Дело было ранней весной, когда прошлогодний снег пребывал в тяжких раздумьях – пора ли ему начинать таять или ещё как-то рановато. Из-за чего добраться до места происшествия оказалось весьма проблематично. Дежурный УАЗик довёз нас со следователем только до окончания всех городских дорог, и дальше требовалось либо пройти с полкилометра по протоптанной в снегу тропинке, либо попробовать героически срезать путь – а это, почитай, порядка ста метров через лесопосадки по колено, а где-то и по пояс в снегу. По рации передали, что нас на месте уже должен поджидать дежурный опер. Следователем в тот день была молоденькая девчушка, наотрез отказавшаяся форсировать снежные преграды неопределённой глубины, и мы пошагали в долгий обход, беседуя по пути о всяких забавных мелочах.

Ярко светило солнышко, искрился снег, а вокруг громко щебетала крылатая братия пернатых, радостно извещая о том, что весна, пусть только ещё календарная, но уже наступила. Милая беседа забавляла и веселила, а девушка-следователь оказалась весьма неглупой, при том ни без симпатичности. Наверное, поэтому я и не обращал внимание ни на что вокруг. А вообще-то, как показали дальнейшие события, следовало бы…

В окончательной точке сбора следственно-оперативной группы, нетерпеливо переминаясь, нас поджидал знакомый опер – Евгений, и служил он в транспортной милиции.

– Здорово!

Мы пожали друг другу руки.

– А чего здесь забыла транспортная милиция? – удивлённо спросил я, – Не подумай чего нехорошего, интересуюсь чисто в бюрократических рамках УПК.

– А-а, – как-то слишком легкомысленно ответствовал Евгений, – Если бы труп находился хоть чуток подальше от ж-д путей, то и занимались бы этим районные опера.
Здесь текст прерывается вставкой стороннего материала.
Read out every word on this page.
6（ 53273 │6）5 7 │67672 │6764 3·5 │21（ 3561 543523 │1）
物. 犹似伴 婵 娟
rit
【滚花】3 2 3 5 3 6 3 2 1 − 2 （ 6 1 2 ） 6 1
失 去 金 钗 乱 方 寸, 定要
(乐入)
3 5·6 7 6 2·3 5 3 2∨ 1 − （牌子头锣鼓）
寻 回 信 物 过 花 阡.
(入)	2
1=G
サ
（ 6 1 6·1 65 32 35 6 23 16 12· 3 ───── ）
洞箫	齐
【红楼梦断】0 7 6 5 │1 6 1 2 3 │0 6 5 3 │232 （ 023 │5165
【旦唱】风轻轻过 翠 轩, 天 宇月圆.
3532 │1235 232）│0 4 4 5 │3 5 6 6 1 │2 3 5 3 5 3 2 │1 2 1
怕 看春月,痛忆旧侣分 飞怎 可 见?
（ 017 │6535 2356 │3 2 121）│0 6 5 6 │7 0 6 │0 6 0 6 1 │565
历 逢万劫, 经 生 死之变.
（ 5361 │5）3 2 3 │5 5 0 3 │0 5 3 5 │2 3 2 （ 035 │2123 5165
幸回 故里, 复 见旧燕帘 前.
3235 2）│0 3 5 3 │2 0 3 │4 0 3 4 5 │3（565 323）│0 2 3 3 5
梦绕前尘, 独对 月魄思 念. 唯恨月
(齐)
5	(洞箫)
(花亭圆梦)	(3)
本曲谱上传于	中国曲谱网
А так, труп в зоне отчуждения, и это уже наша ответственность…

– Да уж. Не повезло.

– Ничего. Я на бабку уже посмотрел – явно растерзали собаки. Уже приходилось встречаться с последствиями их клыков. Так что, всё-равно будет отказной.
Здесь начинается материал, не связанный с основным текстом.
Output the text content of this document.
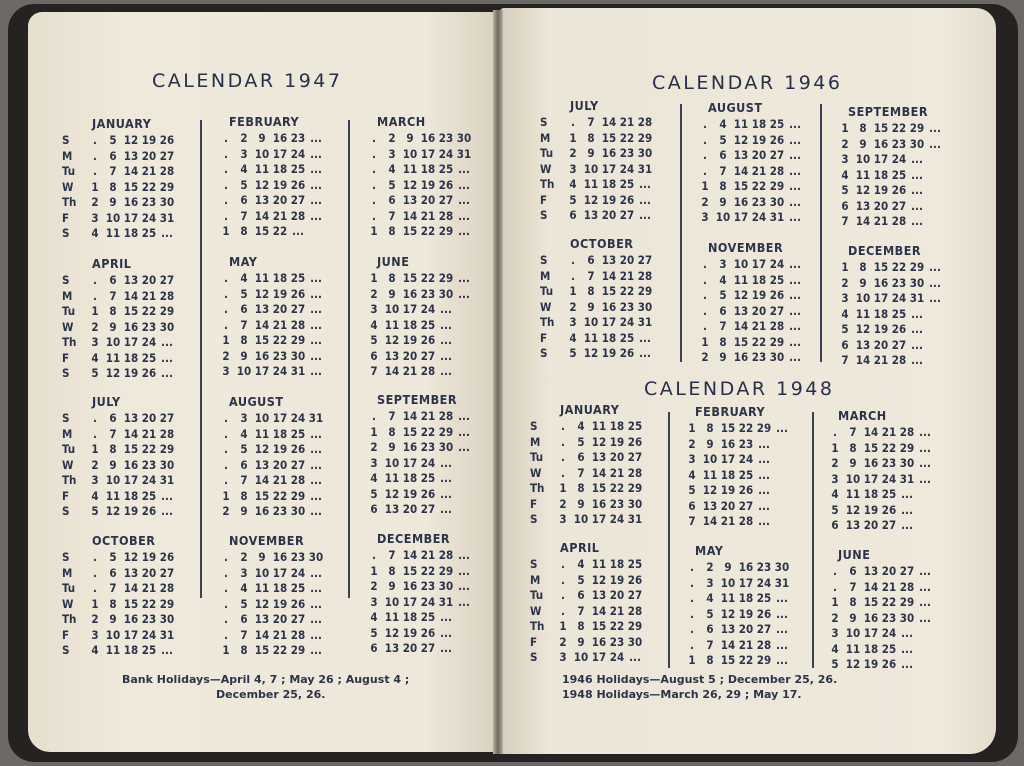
CALENDAR 1947
JANUARY
S	.	5 12 19 26
M	.	6 13 20 27
Tu	.	7 14 21 28
W	1 8 15 22 29
Th	2 9 16 23 30
F	3 10 17 24 31
S	4 11 18 25 ...
FEBRUARY
.	2 9 16 23 ...
.	3 10 17 24 ...
.	4 11 18 25 ...
.	5 12 19 26 ...
.	6 13 20 27 ...
.	7 14 21 28 ...
1 8 15 22 ...
MARCH
.	2 9 16 23 30
.	3 10 17 24 31
.	4 11 18 25 ...
.	5 12 19 26 ...
.	6 13 20 27 ...
.	7 14 21 28 ...
1 8 15 22 29 ...
APRIL
S	.	6 13 20 27
M	.	7 14 21 28
Tu	1 8 15 22 29
W	2 9 16 23 30
Th	3 10 17 24 ...
F	4 11 18 25 ...
S	5 12 19 26 ...
MAY
.	4 11 18 25 ...
.	5 12 19 26 ...
.	6 13 20 27 ...
.	7 14 21 28 ...
1 8 15 22 29 ...
2 9 16 23 30 ...
3 10 17 24 31 ...
JUNE
1 8 15 22 29 ...
2 9 16 23 30 ...
3 10 17 24 ...
4 11 18 25 ...
5 12 19 26 ...
6 13 20 27 ...
7 14 21 28 ...
JULY
S	.	6 13 20 27
M	.	7 14 21 28
Tu	1 8 15 22 29
W	2 9 16 23 30
Th	3 10 17 24 31
F	4 11 18 25 ...
S	5 12 19 26 ...
AUGUST
.	3 10 17 24 31
.	4 11 18 25 ...
.	5 12 19 26 ...
.	6 13 20 27 ...
.	7 14 21 28 ...
1 8 15 22 29 ...
2 9 16 23 30 ...
SEPTEMBER
.	7 14 21 28 ...
1 8 15 22 29 ...
2 9 16 23 30 ...
3 10 17 24 ...
4 11 18 25 ...
5 12 19 26 ...
6 13 20 27 ...
OCTOBER
S	.	5 12 19 26
M	.	6 13 20 27
Tu	.	7 14 21 28
W	1 8 15 22 29
Th	2 9 16 23 30
F	3 10 17 24 31
S	4 11 18 25 ...
NOVEMBER
.	2 9 16 23 30
.	3 10 17 24 ...
.	4 11 18 25 ...
.	5 12 19 26 ...
.	6 13 20 27 ...
.	7 14 21 28 ...
1 8 15 22 29 ...
DECEMBER
.	7 14 21 28 ...
1 8 15 22 29 ...
2 9 16 23 30 ...
3 10 17 24 31 ...
4 11 18 25 ...
5 12 19 26 ...
6 13 20 27 ...
Bank Holidays—April 4, 7 ; May 26 ; August 4 ;
December 25, 26.
CALENDAR 1946
JULY
S	.	7 14 21 28
M	1 8 15 22 29
Tu	2 9 16 23 30
W	3 10 17 24 31
Th	4 11 18 25 ...
F	5 12 19 26 ...
S	6 13 20 27 ...
AUGUST
.	4 11 18 25 ...
.	5 12 19 26 ...
.	6 13 20 27 ...
.	7 14 21 28 ...
1 8 15 22 29 ...
2 9 16 23 30 ...
3 10 17 24 31 ...
SEPTEMBER
1 8 15 22 29 ...
2 9 16 23 30 ...
3 10 17 24 ...
4 11 18 25 ...
5 12 19 26 ...
6 13 20 27 ...
7 14 21 28 ...
OCTOBER
S	.	6 13 20 27
M	.	7 14 21 28
Tu	1 8 15 22 29
W	2 9 16 23 30
Th	3 10 17 24 31
F	4 11 18 25 ...
S	5 12 19 26 ...
NOVEMBER
.	3 10 17 24 ...
.	4 11 18 25 ...
.	5 12 19 26 ...
.	6 13 20 27 ...
.	7 14 21 28 ...
1 8 15 22 29 ...
2 9 16 23 30 ...
DECEMBER
1 8 15 22 29 ...
2 9 16 23 30 ...
3 10 17 24 31 ...
4 11 18 25 ...
5 12 19 26 ...
6 13 20 27 ...
7 14 21 28 ...
CALENDAR 1948
JANUARY
S	.	4 11 18 25
M	.	5 12 19 26
Tu	.	6 13 20 27
W	.	7 14 21 28
Th	1 8 15 22 29
F	2 9 16 23 30
S	3 10 17 24 31
FEBRUARY
1 8 15 22 29 ...
2 9 16 23 ...
3 10 17 24 ...
4 11 18 25 ...
5 12 19 26 ...
6 13 20 27 ...
7 14 21 28 ...
MARCH
.	7 14 21 28 ...
1 8 15 22 29 ...
2 9 16 23 30 ...
3 10 17 24 31 ...
4 11 18 25 ...
5 12 19 26 ...
6 13 20 27 ...
APRIL
S	.	4 11 18 25
M	.	5 12 19 26
Tu	.	6 13 20 27
W	.	7 14 21 28
Th	1 8 15 22 29
F	2 9 16 23 30
S	3 10 17 24 ...
MAY
.	2 9 16 23 30
.	3 10 17 24 31
.	4 11 18 25 ...
.	5 12 19 26 ...
.	6 13 20 27 ...
.	7 14 21 28 ...
1 8 15 22 29 ...
JUNE
.	6 13 20 27 ...
.	7 14 21 28 ...
1 8 15 22 29 ...
2 9 16 23 30 ...
3 10 17 24 ...
4 11 18 25 ...
5 12 19 26 ...
1946 Holidays—August 5 ; December 25, 26.
1948 Holidays—March 26, 29 ; May 17.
После беглого осмотра места происшествия стало понятно, что пробежка бабульки проходила по той самой тропке, по которой мы так беззаботно пришли сюда. И судя по натоптанным вокруг следам, когда на неё напала свора, несчастная физкультурница, отбиваясь от наседавших собак, стала пробираться к железнодорожной насыпи. Видимо, рассчитывая занять для обороны господствующую высоту. Тем самым невольно очутилась в пределах Женькиной юрисдикции. Сперва бабка взбиралась по насыпи, где-то до середины пути сохраняя вертикальное положение. Причём собаки в это время рвали её со спины. Затем, видимо в изнеможении, она упала на четвереньки и так смогла ещё немного вскарабкаться повыше. И там уже всё закончилось.

Зрелище рваных ран было просто ужасное. Разодранная одежда, лохмотья кожи на голове, руках, ногах. Обширные раны по всему весьма сухонькому телу, вывалившиеся и истерзанные фрагменты внутренних органов. Глядя профессиональным взглядом, я сразу отметил, что все раны имели признаки прижизненного происхождения, то есть, во время причинения страшных повреждений несчастная бабулька была ещё жива… И от осознания этого становилось особенно жутко. От мрачных мыслей отвлёк Женька:

– А это что за собачка с тобой припёрлась? Сыскная, что ли?

Обернувшись, я с удивлением увидел, что за нами по тропинке пришла огромная псина. Сев неподалеку, она с интересом наблюдала за нашей возней вокруг мертвого тела.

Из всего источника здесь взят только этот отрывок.